I'd be happy to debug, profile, and hack at this performance issue further but I'd need some direction on how to do that.
@codygman is this with a fresh stack build or with a warm cache? Taking 3x as much time would indicate to me that haskell.nix is building something that stack isn't? I somehow doubt it's some parallelism that stack manages to exploit?
@angerman I did a stack clean
before-hand, I can do a stack clean --full
when I'm back at the appropriate computer to be sure.
@codygman that would be helpful. I'm not that familiar with stack
; nix will however start from scratch each time to force reproducibility, except for cached libraries. If we build the same and haskell.nix manages to consume 3x more time something seems really off, and we should investigate this!
This issue has been automatically marked as stale because it has not had recent activity. It will be closed if no further activity occurs. Thank you for your contributions.
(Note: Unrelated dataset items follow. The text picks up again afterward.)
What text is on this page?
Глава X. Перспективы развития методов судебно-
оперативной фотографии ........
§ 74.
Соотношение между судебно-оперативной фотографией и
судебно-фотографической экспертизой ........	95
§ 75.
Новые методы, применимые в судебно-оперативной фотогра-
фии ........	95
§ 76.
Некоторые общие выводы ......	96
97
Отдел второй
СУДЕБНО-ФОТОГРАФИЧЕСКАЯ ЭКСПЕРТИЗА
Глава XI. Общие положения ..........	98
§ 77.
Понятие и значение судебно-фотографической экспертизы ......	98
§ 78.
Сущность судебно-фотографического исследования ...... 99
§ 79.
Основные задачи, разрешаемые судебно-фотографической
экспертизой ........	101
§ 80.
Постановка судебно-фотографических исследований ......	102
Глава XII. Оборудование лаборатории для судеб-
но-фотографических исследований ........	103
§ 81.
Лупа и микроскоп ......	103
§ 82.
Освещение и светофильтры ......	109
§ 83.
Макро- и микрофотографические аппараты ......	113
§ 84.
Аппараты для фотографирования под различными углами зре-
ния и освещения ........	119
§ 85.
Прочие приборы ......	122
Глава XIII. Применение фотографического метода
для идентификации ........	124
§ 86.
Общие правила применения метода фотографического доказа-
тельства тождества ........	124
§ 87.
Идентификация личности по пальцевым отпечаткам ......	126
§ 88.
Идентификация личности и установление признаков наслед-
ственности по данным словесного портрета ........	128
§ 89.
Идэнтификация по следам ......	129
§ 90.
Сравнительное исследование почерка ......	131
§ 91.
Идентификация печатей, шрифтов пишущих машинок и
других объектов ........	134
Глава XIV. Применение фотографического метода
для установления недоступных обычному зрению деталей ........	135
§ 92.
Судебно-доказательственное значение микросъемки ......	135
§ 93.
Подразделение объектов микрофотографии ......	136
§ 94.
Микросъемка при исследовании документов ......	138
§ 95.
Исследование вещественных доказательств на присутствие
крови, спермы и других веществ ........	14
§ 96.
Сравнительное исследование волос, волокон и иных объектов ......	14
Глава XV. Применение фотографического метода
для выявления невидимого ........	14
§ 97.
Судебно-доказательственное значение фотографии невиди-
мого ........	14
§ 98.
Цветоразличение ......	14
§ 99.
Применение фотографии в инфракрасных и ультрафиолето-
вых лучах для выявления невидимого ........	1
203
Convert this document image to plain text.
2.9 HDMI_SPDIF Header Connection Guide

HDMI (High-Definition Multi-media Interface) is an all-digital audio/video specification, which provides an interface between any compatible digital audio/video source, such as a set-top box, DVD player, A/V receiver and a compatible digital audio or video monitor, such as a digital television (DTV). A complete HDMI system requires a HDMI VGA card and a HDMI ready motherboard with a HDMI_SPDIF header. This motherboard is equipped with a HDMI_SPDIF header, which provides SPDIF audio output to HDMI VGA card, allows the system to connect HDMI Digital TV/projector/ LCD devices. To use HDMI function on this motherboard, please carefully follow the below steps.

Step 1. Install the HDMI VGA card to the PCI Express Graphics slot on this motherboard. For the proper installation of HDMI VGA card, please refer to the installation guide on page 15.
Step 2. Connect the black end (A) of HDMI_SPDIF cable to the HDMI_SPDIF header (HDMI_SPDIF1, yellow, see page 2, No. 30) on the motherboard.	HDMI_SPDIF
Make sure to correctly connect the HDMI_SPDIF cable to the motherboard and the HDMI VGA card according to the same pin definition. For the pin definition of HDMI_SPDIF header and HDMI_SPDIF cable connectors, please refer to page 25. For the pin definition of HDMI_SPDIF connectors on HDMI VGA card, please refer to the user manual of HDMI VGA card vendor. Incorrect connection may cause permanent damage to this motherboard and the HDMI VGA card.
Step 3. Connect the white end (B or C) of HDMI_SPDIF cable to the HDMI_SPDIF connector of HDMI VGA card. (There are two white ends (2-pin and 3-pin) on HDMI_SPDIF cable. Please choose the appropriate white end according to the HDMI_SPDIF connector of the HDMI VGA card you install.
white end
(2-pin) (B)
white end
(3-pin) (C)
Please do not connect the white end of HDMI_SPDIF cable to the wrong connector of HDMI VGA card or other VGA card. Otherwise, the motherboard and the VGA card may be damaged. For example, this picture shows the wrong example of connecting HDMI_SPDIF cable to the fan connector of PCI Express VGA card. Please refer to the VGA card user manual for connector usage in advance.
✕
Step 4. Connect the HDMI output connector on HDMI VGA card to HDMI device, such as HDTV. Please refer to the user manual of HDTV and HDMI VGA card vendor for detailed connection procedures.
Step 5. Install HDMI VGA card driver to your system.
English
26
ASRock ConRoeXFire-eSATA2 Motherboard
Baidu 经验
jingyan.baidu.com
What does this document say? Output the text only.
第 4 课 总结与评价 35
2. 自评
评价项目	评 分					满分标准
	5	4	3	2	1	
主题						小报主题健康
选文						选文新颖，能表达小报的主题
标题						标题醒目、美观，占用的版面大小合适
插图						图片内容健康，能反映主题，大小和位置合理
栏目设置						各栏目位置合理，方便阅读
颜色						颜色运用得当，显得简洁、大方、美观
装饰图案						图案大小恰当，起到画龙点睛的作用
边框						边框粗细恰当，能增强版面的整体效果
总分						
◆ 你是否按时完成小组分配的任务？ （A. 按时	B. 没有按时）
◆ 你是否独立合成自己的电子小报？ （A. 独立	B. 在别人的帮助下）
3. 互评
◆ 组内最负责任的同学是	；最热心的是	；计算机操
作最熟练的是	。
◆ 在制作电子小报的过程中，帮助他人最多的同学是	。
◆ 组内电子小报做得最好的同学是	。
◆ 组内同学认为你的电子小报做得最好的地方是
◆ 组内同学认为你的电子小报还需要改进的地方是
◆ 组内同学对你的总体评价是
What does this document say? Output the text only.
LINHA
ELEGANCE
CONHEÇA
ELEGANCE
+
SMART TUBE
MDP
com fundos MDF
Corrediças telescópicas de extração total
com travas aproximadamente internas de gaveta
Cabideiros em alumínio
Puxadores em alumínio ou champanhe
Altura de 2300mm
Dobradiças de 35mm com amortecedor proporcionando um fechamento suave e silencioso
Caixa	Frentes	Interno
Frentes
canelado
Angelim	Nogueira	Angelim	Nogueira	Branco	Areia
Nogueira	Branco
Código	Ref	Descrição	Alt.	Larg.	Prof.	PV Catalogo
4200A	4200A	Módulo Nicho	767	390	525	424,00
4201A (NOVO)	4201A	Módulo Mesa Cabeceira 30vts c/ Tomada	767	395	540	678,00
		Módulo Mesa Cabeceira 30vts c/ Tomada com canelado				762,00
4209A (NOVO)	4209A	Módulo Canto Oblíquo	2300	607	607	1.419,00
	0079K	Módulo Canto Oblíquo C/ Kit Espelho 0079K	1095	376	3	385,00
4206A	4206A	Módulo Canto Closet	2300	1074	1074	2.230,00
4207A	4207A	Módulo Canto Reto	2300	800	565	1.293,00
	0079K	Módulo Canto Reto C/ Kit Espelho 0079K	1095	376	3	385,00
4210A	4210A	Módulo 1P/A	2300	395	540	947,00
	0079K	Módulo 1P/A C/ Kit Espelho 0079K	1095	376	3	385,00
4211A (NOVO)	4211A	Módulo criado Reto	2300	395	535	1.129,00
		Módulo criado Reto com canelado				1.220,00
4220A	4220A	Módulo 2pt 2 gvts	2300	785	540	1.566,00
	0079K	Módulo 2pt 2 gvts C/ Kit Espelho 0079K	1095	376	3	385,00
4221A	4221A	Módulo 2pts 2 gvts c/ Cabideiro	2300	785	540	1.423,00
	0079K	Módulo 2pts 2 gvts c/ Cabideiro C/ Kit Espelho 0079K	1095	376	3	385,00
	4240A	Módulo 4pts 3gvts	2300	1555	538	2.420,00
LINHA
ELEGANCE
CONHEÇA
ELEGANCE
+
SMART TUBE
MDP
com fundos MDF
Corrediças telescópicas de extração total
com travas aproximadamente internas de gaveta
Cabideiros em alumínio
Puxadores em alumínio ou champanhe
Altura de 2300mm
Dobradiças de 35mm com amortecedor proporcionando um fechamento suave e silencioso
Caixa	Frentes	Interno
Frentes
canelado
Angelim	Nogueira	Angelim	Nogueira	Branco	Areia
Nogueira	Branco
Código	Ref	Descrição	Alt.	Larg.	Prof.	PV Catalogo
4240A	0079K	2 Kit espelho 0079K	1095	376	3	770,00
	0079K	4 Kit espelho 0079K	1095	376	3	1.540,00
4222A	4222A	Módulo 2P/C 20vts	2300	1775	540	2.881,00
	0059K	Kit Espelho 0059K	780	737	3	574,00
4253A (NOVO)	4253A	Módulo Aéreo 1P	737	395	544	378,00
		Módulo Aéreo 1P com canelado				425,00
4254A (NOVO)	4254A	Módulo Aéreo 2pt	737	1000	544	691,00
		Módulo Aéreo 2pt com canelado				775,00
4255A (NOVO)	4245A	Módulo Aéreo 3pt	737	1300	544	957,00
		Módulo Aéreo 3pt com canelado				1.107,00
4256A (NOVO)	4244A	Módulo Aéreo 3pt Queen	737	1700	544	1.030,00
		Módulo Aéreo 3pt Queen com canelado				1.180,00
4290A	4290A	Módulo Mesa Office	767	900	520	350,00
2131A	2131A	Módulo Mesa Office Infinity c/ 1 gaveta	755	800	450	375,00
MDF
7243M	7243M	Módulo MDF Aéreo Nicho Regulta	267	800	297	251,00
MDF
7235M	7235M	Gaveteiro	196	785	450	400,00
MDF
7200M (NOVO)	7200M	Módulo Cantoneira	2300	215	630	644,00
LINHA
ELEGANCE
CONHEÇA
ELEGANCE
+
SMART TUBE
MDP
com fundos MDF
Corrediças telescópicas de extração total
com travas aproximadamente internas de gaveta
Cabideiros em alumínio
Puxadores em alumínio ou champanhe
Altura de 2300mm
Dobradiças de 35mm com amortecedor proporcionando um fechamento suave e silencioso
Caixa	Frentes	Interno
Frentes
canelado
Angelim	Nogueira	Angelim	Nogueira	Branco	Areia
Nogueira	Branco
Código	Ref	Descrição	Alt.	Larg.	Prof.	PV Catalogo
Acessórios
I am working with a rather large Haskell codebase. I've been working on getting it to build with nix for a few weeks. At first I tried with the Haskell infrastructure built into nixpkgs, but the build times were so bad that I had to abandon it. I decided to try out haskell.nix because it addressed some of the problems with nixpkgs, mainly the serialized library, exe, test problem. That did significantly reduce the amount of time it took to build our project, but it seems it's not enough.
With stack we're seeing approximately 20 minute build times from a clean state. With nix and haskell.nix we're seeing around 60 minute build times. That's down from what it was because I forked haskell.nix and switched over to using ld.gold for linking instead of ld.. I also made sure we're using a nixpkgs revision that includes the recent speed up improvements from avoiding subshells.
We have about 452 packages in total that get built on a clean build. Thanks to nix caching, only about half of them get built during many builds. But those builds still take around 30 minutes to complete. Is there any other low hanging fruit (other than refactoring our package structure so fewer things need to be built in an "average" build)? I've noticed that ghc-pkg runs frequently and seems to take more time than during a stack build (though I lack the numbers to back that up), is there any way of improving that?